Neither say they will, and Levi tries not to be hurt by that. His father hates the very air Levi breathes, and isn’t ashamed to say it, but his mother dotes on him, and Levi can tell she’s trying to cope with her sons’ deployment in any way she can.

So he dresses himself up in a smart blue shirt and the nice trousers his mother made for him last time he was home. They’re two inches too big on the waist, and Levi wonders where all that weight has gone. Stress, probably. He’s surprised it isn’t a few more inches, given his role in the war effort.

The village hall is decked out with flags and flowers. There are American flags and British flags hanging from the rafters, the Stars and Stripes flying proud beside the Union Jack, and Erd excitedly tells Levi about all the American soldiers who are staying in the village and in the base just outside town.

Inside there’s a live band playing swing, and people are dancing and laughing like the world isn’t at war. Erd takes Levi right to the bar and buys him a pint with a laugh. It’s so expensive it makes Levi wince, but Erd doesn’t think twice before he pays for it, punching Levi’s arm excitedly.

They talk, and drink their beers while they watch everyone around them dance. Erd eyes up a beautiful girl in a red dress, and with a second pint down his throat, he finds his courage Levi has seen so much of in operations to go and ask her to dance.

Levi sees an American GI looking at him, and shyly looks away, ordering himself another beer and trying to look anywhere but at the handsome man looking at him. When the GI moves along the bar to stand beside him, Levi tries still to look away, but can’t ignore the hand extended out to his.

Captain Erwin Smith. The name rings in Levi's ears as he tests it out on his tongue, the small smile on his usually serious face belying how shy he was. The Captain is very handsome, a charming smile quick to play across his lips as they shared stories of their own personal wars.

The dancers thin out, and the two men talk on late into the night. Erd walks his girl home, waving at Levi as he leaves, but Levi scarcely notices, his wave back in response half-hearted. He’s distracted totally by the man he’s speaking to, the stories he tells, the way he smiles and laughs like the war’s nearly over.

Soon they’re the only ones left, and Levi sheepishly makes an excuse. He has to go home, his parents will be worried. He lies, but only because he doesn’t know what else to do. Erwin is walking back to the base, he says, and his journey takes him near to Levi’s house. They walk and talk about nothing, and Levi feels more and more nervous as they get closer to his house which lies dark at this late hour.

They stop at the gate, and Levi looks up at Erwin, chewing his lip anxiously. It means when Erwin kisses him there’s a little patch of his lip that’s rough, but the American doesn’t seem to mind much. Levi goes to bed feeling like he’s floating on air, his chest swelled up like it’s got a zeppelin inside it.

When he meets Erwin again for coffee in the Royal Oak pub, Levi kisses Erwin first. It’s thrilling, knowing that they could be seen. The villagers would talk. He wouldn’t care.

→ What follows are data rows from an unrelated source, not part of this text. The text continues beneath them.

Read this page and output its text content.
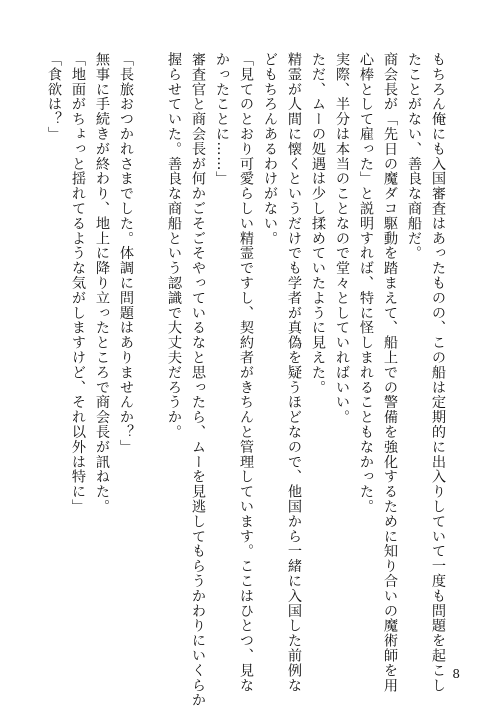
もちろん俺にも入国審査はあったものの、この船は定期的に出入りしていて一度も問題を起こし
たことがない、善良な商船だ。
商会長が「先日の魔ダコ駆動を踏まえて、船上での警備を強化するために知り合いの魔術師を用
心棒として雇った」と説明すれば、特に怪しまれることもなかった。
実際、半分は本当のことなので堂々としていればいい。
ただ、ムーの処遇は少し揉めていたように見えた。
精霊が人間に懐くというだけでも学者が真偽を疑うほどなので、他国から一緒に入国した前例な
どもちろんあるわけがない。
「見てのとおり可愛らしい精霊ですし、契約者がきちんと管理しています。ここはひとつ、見な
かったことに……」
審査官と商会長が何かごそごそやっているなと思ったら、ムーを見逃してもらうかわりにいくらか
握らせていた。善良な商船という認識で大丈夫だろうか。
「長旅おつかれさまでした。体調に問題はありませんか？」
無事に手続きが終わり、地上に降り立ったところで商会長が訊ねた。
「地面がちょっと揺れてるような気がしますけど、それ以外は特に」
「食欲は？」
8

June comes to a close, and July sets in, with blazing hot weather across southern England. Levi helps out at the Henderson’s farm during the day, harvesting the crops for the war effort, and during the evenings when Erwin is off duty, they sit down by the little stream that flows blissfully along the edge of the village. Levi brings food, Erwin brings drink, and it’s almost like the war isn’t really happening.

For those hours when they’re together, Germany’s might seems so very far away.

July and August pass like a breeze. Kisses become making love, and it all makes Levi feel so alive. It’s like salve on the open wounds of the horrors of war. Being intimate, feeling loved, it cancels out some of the evil that had touched Levi and dirtied him up.

Then September arrived, with cool northerly winds and leaves falling from the trees.

Erwin’s squadron are called out. Levi watches through the chain-link fence as the airplanes take off, a kiss goodbye still stinging on his lips. He closes his eyes and sighs, knowing he’ll be up next, taken back to France probably now his period of rest is through.

But Erwin won’t be there to kiss away the hurt. Levi misses him for the rest of his life.